Automatic grading of meningiomas using deep-learning technology has been reported in previous research [
22,
23,
24,
25]. We introduced the second deep-learning model with the classic DenseNet architecture in the third module, which was proposed as an excellent network for classification tasks in medical image datasets. DenseNet architecture was highlighted for the design of a dense block, in which each layer collected all feature maps from all preceding layers and passed on its own outputs as “collective knowledge” to all subsequent layers to preserve the feed-forward nature. It strengthens feature propagation, encourages feature reuse, and alleviates the vanishing-gradient problem [
15]. Our research suggested that the DenseNet architecture network exhibited excellent performance with an AUC of 0.996 and accuracy of 0.969 in the validation group when classifying the tumors into low-grade and high-grade meningiomas. It should be noted that the improvements in classification accuracy were significant when the inputs were segmented images rather than completed images. The segmentation eliminated redundant information unrelated to the tumor image and encouraged feature extraction to be conducive to classification. When this module was integrated with the previous two modules, an intelligent system with a cascade structure was established for meningioma assessment.

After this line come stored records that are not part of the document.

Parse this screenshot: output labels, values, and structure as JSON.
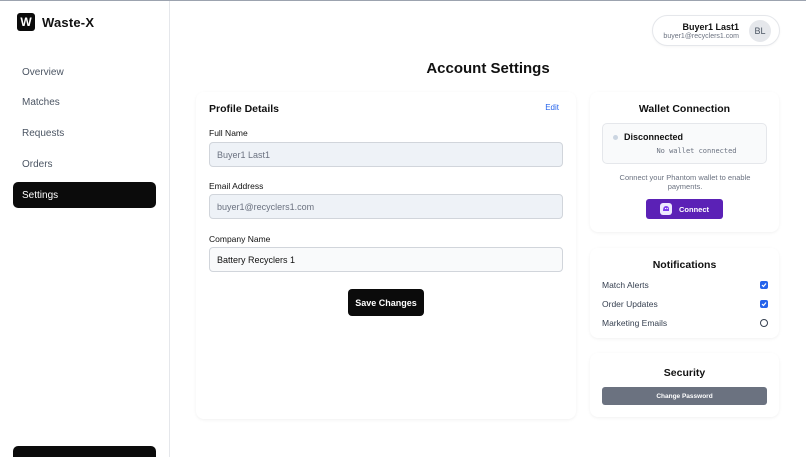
{
  "brand": {
    "logo_letter": "W",
    "name": "Waste-X"
  },
  "sidebar": {
    "items": [
      {
        "label": "Overview",
        "active": false
      },
      {
        "label": "Matches",
        "active": false
      },
      {
        "label": "Requests",
        "active": false
      },
      {
        "label": "Orders",
        "active": false
      },
      {
        "label": "Settings",
        "active": true
      }
    ]
  },
  "user": {
    "name": "Buyer1 Last1",
    "email": "buyer1@recyclers1.com",
    "initials": "BL"
  },
  "page": {
    "title": "Account Settings"
  },
  "profile": {
    "title": "Profile Details",
    "edit_label": "Edit",
    "full_name_label": "Full Name",
    "full_name_value": "Buyer1 Last1",
    "email_label": "Email Address",
    "email_value": "buyer1@recyclers1.com",
    "company_label": "Company Name",
    "company_value": "Battery Recyclers 1",
    "save_label": "Save Changes"
  },
  "wallet": {
    "title": "Wallet Connection",
    "status": "Disconnected",
    "detail": "No wallet connected",
    "help": "Connect your Phantom wallet to enable payments.",
    "connect_label": "Connect"
  },
  "notifications": {
    "title": "Notifications",
    "items": [
      {
        "label": "Match Alerts",
        "checked": true
      },
      {
        "label": "Order Updates",
        "checked": true
      },
      {
        "label": "Marketing Emails",
        "checked": false
      }
    ]
  },
  "security": {
    "title": "Security",
    "change_password_label": "Change Password"
  },
  "colors": {
    "accent": "#0b0b0b",
    "link": "#2563eb",
    "wallet_button": "#5b21b6",
    "checkbox_on": "#2563eb"
  },
  "icons": {
    "phantom": "phantom-wallet-icon",
    "check": "check-icon"
  }
}
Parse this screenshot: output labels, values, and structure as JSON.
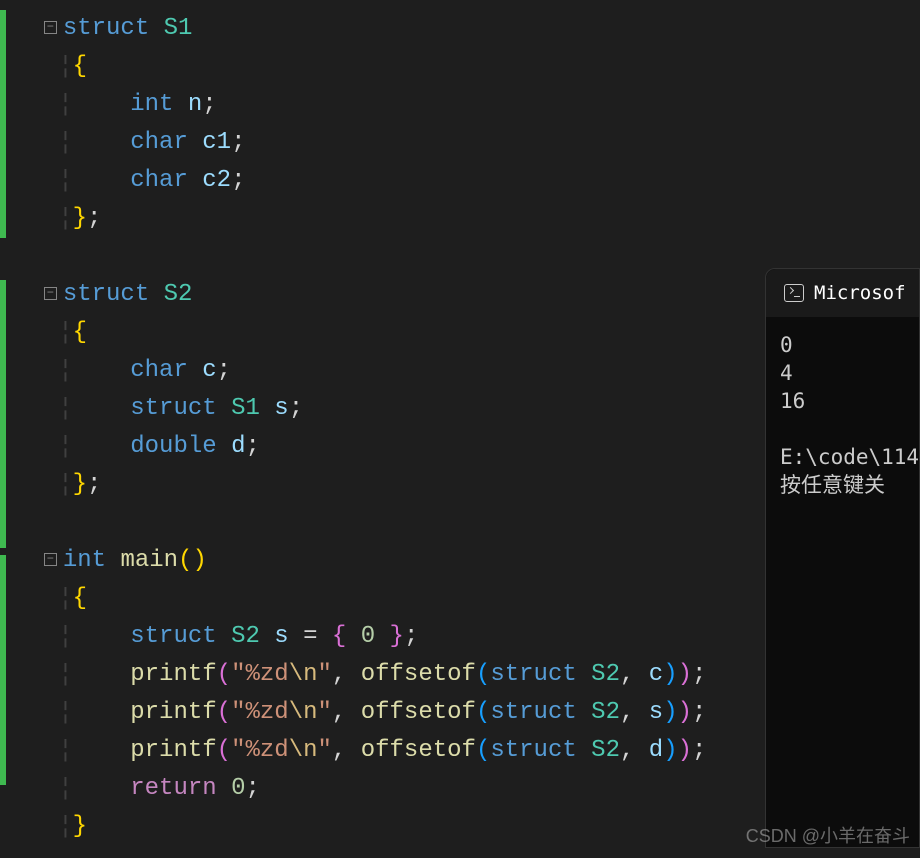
{
  "code": {
    "struct1": {
      "keyword": "struct",
      "name": "S1",
      "open": "{",
      "field1_type": "int",
      "field1_name": "n",
      "field2_type": "char",
      "field2_name": "c1",
      "field3_type": "char",
      "field3_name": "c2",
      "close": "}",
      "semi": ";"
    },
    "struct2": {
      "keyword": "struct",
      "name": "S2",
      "open": "{",
      "field1_type": "char",
      "field1_name": "c",
      "field2_kw": "struct",
      "field2_type": "S1",
      "field2_name": "s",
      "field3_type": "double",
      "field3_name": "d",
      "close": "}",
      "semi": ";"
    },
    "main": {
      "rettype": "int",
      "name": "main",
      "open": "{",
      "decl_kw": "struct",
      "decl_type": "S2",
      "decl_name": "s",
      "eq": "=",
      "init_open": "{",
      "init_val": "0",
      "init_close": "}",
      "printf": "printf",
      "fmt_open": "\"",
      "fmt": "%zd",
      "esc": "\\n",
      "fmt_close": "\"",
      "offsetof": "offsetof",
      "arg_kw": "struct",
      "arg_type": "S2",
      "arg1": "c",
      "arg2": "s",
      "arg3": "d",
      "return_kw": "return",
      "return_val": "0",
      "close": "}"
    }
  },
  "console": {
    "title": "Microsof",
    "line1": "0",
    "line2": "4",
    "line3": "16",
    "path": "E:\\code\\114",
    "prompt": "按任意键关"
  },
  "watermark": "CSDN @小羊在奋斗",
  "fold": "−"
}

The current study had several limitations. First, the system was built using deep-learning technology, but all patients were involved in the training set from a single institution. A large-scale multicenter study is required in the future. Second, the CNN architectures used in the research were all classic without too much modification, and we believe more novel network architectures should be explored in the future. Third, other intellectual tasks, such as brain cancer classification, should be integrated into the system in future research.